Greens and reds in the night sky were so intense Valentine’s night they could be seen in downtown Edmonton. As the sun storms increase, we can hope to see a crescendo around the March equinox, says Ian Mann, who studies the phenomenon at the University of Alberta.
“We’ve been coming out of a very quiet period, in fact one of the quietest periods of the sun in the space age of the last 50 years,” Mann said.
But with three major light displays in quick succession — Jan. 25, Feb. 14 and Feb. 18 — it’s clear we are finally past that lull. After several years of relative quiet, light displays last week were seen and photographed as far south as Airdrie and Lethbridge.
“The forecast for the peak in solar activity is not until around the middle of 2013, so what we should have is continuing activity for the rest of this winter season,” Mann said. “Then next winter and the winter after that as well are going to be great opportunities.
“Statistically, the period around the equinoxes are the times when you see the best displays.”
Mann runs a free northern lights alert system at aurorawatch.ca that now has more than 10,000 subscribers.
The U of A has a station 40 kilometres east of Edmonton that measures variations in the local magnetic field. When the variations are strong, it automatically triggers an email red alert notifying subscribers about the lights two hours in advance.
The quietest years were between 2007 and 2009.
Matt Melnyk, a pilot for Can-west Air Charters, photographed the lights Feb. 13 while flying into Edmonton.
“We were on autopilot at 25,000 feet. You just stare out the window anyway,” said Melnyk, who also had a co-pilot in the fixed-wing air ambulance.
Melnyk shot the lights again Feb. 14 from the ground, driving out toward Gibbons after he got the email alert from Aurorawatch.ca. “They’re a lot of fun to take pictures of. April and March are really good months for it,” he said.

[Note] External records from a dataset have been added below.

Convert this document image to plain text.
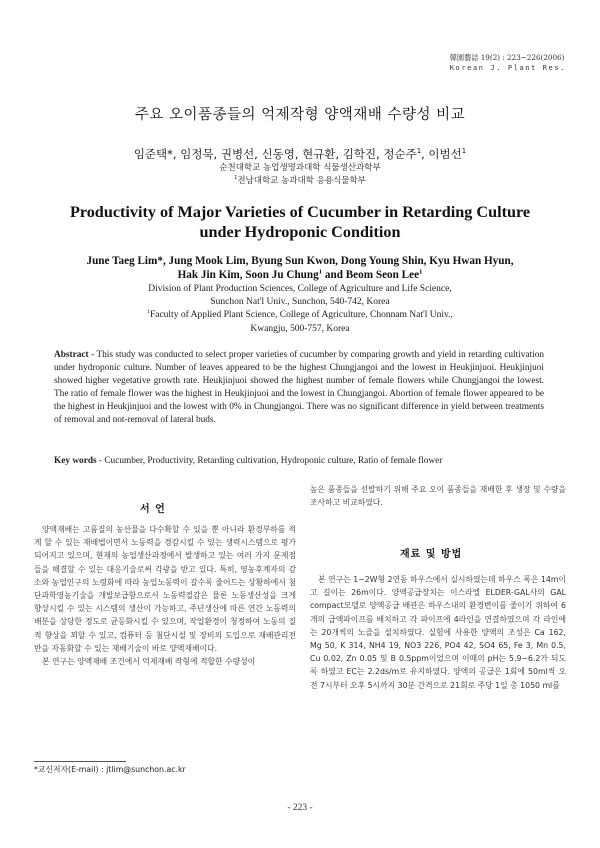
韓園藝誌 19(2) : 223~226(2006)
Korean J. Plant Res.
주요 오이품종들의 억제작형 양액재배 수량성 비교
임준택*, 임정묵, 권병선, 신동영, 현규환, 김학진, 정순주$^1$, 이범선$^1$
순천대학교 농업생명과대학 식물생산과학부
$^1$전남대학교 농과대학 응용식물학부
Productivity of Major Varieties of Cucumber in Retarding Culture
under Hydroponic Condition
June Taeg Lim*, Jung Mook Lim, Byung Sun Kwon, Dong Young Shin, Kyu Hwan Hyun,
Hak Jin Kim, Soon Ju Chung$^1$ and Beom Seon Lee$^1$
Division of Plant Production Sciences, College of Agriculture and Life Science,
Sunchon Nat'l Univ., Sunchon, 540-742, Korea
$^1$Faculty of Applied Plant Science, College of Agriculture, Chonnam Nat'l Univ.,
Kwangju, 500-757, Korea
Abstract - This study was conducted to select proper varieties of cucumber by comparing growth and yield in retarding cultivation under hydroponic culture. Number of leaves appeared to be the highest Chungjangoi and the lowest in Heukjinjuoi. Heukjinjuoi showed higher vegetative growth rate. Heukjinjuoi showed the highest number of female flowers while Chungjangoi the lowest. The ratio of female flower was the highest in Heukjinjuoi and the lowest in Chungjangoi. Abortion of female flower appeared to be the highest in Heukjinjuoi and the lowest with 0% in Chungjangoi. There was no significant difference in yield between treatments of removal and not-removal of lateral buds.
Key words - Cucumber, Productivity, Retarding cultivation, Hydroponic culture, Ratio of female flower
서 언

양액재배는 고품질의 농산물을 다수확할 수 있을 뿐 아니라 환경부하를 적게 할 수 있는 재배법이면서 노동력을 경감시킬 수 있는 생력시스템으로 평가되어지고 있으며, 현재의 농업생산과정에서 발생하고 있는 여러 가지 문제점들을 해결할 수 있는 대응기술로써 각광을 받고 있다. 특히, 영농후계자의 감소와 농업인구의 노령화에 따라 농업노동력이 갈수록 줄어드는 상황하에서 첨단과학영농기술을 개발보급함으로서 노동력절감은 물론 노동생산성을 크게 향상시킬 수 있는 시스템의 생산이 가능하고, 주년생산에 따른 연간 노동력의 배분을 상당한 정도로 균등화시킬 수 있으며, 작업환경이 청정하여 노동의 질적 향상을 꾀할 수 있고, 컴퓨터 등 첨단시설 및 장비의 도입으로 재배관리전반을 자동화할 수 있는 재배기술이 바로 양액재배이다.

본 연구는 양액재배 조건에서 억제재배 작형에 적합한 수량성이

높은 품종들을 선발하기 위해 주요 오이 품종들을 재배한 후 생장 및 수량을 조사하고 비교하였다.

재료 및 방법

본 연구는 1~2W형 2연동 하우스에서 실시하였는데 하우스 폭은 14m이고 길이는 26m이다. 양액공급장치는 이스라엘 ELDER-GAL사의 GAL compact모델로 양액공급 배관은 하우스내의 환경변이를 줄이기 위하여 6개의 급액파이프를 배치하고 각 파이프에 4라인을 연결하였으며 각 라인에는 20개씩의 노즐을 설치하였다. 실험에 사용한 양액의 조성은 Ca 162, Mg 50, K 314, NH4 19, NO3 226, PO4 42, SO4 65, Fe 3, Mn 0.5, Cu 0.02, Zn 0.05 및 B 0.5ppm이었으며 이때의 pH는 5.9~6.2가 되도록 하였고 EC는 2.2ds/m로 유지하였다. 양액의 공급은 1회에 50ml씩 오전 7시부터 오후 5시까지 30분 간격으로 21회로 주당 1일 총 1050 ml를

*교신저자(E-mail) : jtlim@sunchon.ac.kr
- 223 -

The northern lights, also called aurora borealis, are caused by electrons that rain down into the earth’s upper atmosphere. The electrons are guided by the magnetic field lines of the earth toward the north and south poles. They produce different colours of light when the electrons hit different elements of the atmosphere. That’s similar to how old TV sets sent electrons streaming across a cathode ray tube to hit different phosphors on the screen, creating a multi-coloured picture, Mann said.
The glow of the lights in the sky is actually about 110 to 250 kilometres high.
The peaks and lulls in activity follow the sun’s magnetic cycle. No one knows why, but it reverses magnetic polarity every 11 years, changing its north and south poles. Scientists can actually see this process happening in the form of sun spots, Mann said.
“The sun spots you see on the sun are little bundles of magnetic field that are poking out of the visible surface,” he said. “We can see the numbers of these change, their physical latitude migrates with time over the solar cycle.”
When many sun spots appear, more explosions occur on the sun sending blasts of energy 150 million kilometres toward the earth. It’s those weather storms that lead to spectacular displays of northern lights.
Many Edmonton residents who follow Mann’s alert system are what he calls space-weather storm chasers. They get an alert and head out of the city to see the lights better. Even going into a schoolyard can help.
University student Brent Kelly is one of those. “They’re like ribbons — changing, intermingling, growing,” he said.
They inspire awe, said Bill Werthman, co-founder of the Northern Lights Folk Club.
“I think just how insignificant I am,” Werthman said. “In a spiritual way without being religious, that’s what I think of when I see them.”
Mann said, “Big displays happen in bursts. You can see nothing happening for a long time sometimes, then suddenly there is a big release of energy.
“It can really pick up from something that looks like almost nothing or just a faint green glow to being one of these full sky spectacular dancing light shows.”